Le président Félix-Antoine Tshisekedi a accordé son soutien total au plan stratégique 2026-2028 de l’Inspection Générale des Finances (IGF), présenté jeudi 23 juillet à la Cité de l’Union africaine par son chef de service, Christophe Bitasimwa Bahii. Une adhésion qui ouvre la voie à une refonte profonde du contrôle des finances publiques, avec la promesse d’une surveillance numérique permanente des flux de l’État. Mais au-delà de l’annonce, c’est la capacité de cette réforme à changer concrètement la gestion des ressources publiques qui interroge.
Un virage numérique pour traquer les irrégularités
Au cœur de la feuille de route soumise au Chef de l’État figure le passage d’un contrôle manuel et ponctuel à un « contrôle systémique », digitalisé et permanent. L’objectif affiché est de permettre une surveillance globale des flux financiers grâce aux technologies numériques et à l’analyse de données. Christophe Bitasimwa Bahii l’a résumé en ces termes : « Nous voulons l’ériger en un organe d’intelligence au service de la transformation de la gouvernance publique. » Cette ambition technique vise à dépasser les limites des missions de vérification classiques, souvent critiquées pour leur caractère tardif et leur portée limitée. En misant sur la digitalisation, l’IGF entend passer d’une logique de constat à une logique d’anticipation, capable de détecter les anomalies en temps réel et d’alerter avant que les préjudices ne deviennent irréversibles.

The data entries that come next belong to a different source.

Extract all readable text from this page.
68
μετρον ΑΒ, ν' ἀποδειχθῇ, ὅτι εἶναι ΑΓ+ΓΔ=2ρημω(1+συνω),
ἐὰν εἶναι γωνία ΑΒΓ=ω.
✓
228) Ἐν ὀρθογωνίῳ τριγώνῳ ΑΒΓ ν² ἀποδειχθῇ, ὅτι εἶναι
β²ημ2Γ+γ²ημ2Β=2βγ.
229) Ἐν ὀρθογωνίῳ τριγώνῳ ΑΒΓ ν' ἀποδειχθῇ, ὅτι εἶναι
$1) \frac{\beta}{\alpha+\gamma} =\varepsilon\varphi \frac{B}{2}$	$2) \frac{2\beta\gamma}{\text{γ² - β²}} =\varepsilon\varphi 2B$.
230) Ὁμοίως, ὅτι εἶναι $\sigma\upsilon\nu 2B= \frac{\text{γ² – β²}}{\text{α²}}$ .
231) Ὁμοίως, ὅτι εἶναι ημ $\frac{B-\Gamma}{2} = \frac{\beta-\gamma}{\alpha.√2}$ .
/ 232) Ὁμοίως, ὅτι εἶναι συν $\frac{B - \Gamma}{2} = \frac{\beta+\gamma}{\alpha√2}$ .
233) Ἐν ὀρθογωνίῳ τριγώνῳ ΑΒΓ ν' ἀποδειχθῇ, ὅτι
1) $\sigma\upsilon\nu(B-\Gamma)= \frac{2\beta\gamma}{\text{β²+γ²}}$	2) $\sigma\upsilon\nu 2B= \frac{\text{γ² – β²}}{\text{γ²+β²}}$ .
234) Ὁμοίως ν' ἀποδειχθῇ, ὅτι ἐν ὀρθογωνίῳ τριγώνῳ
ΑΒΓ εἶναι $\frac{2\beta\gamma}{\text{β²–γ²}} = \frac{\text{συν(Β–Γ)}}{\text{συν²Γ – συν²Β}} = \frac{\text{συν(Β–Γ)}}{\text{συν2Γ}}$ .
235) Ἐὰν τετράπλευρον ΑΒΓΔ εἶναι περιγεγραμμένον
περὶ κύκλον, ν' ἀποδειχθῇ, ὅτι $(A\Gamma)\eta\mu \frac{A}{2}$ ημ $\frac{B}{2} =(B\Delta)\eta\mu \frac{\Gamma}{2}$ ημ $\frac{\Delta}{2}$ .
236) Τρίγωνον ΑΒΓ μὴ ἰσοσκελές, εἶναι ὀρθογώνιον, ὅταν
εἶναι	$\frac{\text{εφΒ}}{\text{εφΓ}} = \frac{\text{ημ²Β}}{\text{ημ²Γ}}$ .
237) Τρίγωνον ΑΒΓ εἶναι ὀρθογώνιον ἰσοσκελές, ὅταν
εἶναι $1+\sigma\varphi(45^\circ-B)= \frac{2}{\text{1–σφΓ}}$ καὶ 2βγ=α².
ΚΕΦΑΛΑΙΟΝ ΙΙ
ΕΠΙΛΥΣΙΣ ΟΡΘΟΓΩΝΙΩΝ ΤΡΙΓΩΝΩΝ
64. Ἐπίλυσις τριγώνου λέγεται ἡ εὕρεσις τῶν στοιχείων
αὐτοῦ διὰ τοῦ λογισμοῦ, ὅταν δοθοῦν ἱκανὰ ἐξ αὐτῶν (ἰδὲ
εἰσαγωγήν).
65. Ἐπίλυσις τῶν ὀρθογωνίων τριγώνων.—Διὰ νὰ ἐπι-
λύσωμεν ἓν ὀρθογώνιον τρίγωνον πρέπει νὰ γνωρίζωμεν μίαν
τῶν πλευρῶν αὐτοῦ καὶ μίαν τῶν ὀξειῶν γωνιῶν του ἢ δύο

Un repositionnement institutionnel aux implications concrètes
La digitalisation du contrôle n’est pas qu’un saut technologique. Elle traduit la volonté de l’IGF de devenir une institution capable d’anticiper les risques et d’identifier les irrégularités en temps réel, plutôt que de simplement constater des dégâts après coup. Pour le citoyen congolais, cette mutation pourrait signifier une réduction des détournements de fonds et une meilleure allocation des ressources publiques, à condition que les outils numériques soient effectivement déployés et que les résultats des contrôles débouchent sur des sanctions. La question de l’indépendance de l’IGF dans l’exercice de ses nouvelles prérogatives reste entière. En effet, la crédibilité de ce nouveau dispositif reposera sur la capacité de l’inspection à agir sans entraves, en publiant des rapports transparents et en recommandant des poursuites lorsque cela est nécessaire. Sans cette indépendance, le contrôle systémique risque de n’être qu’un habillage moderne de pratiques anciennes.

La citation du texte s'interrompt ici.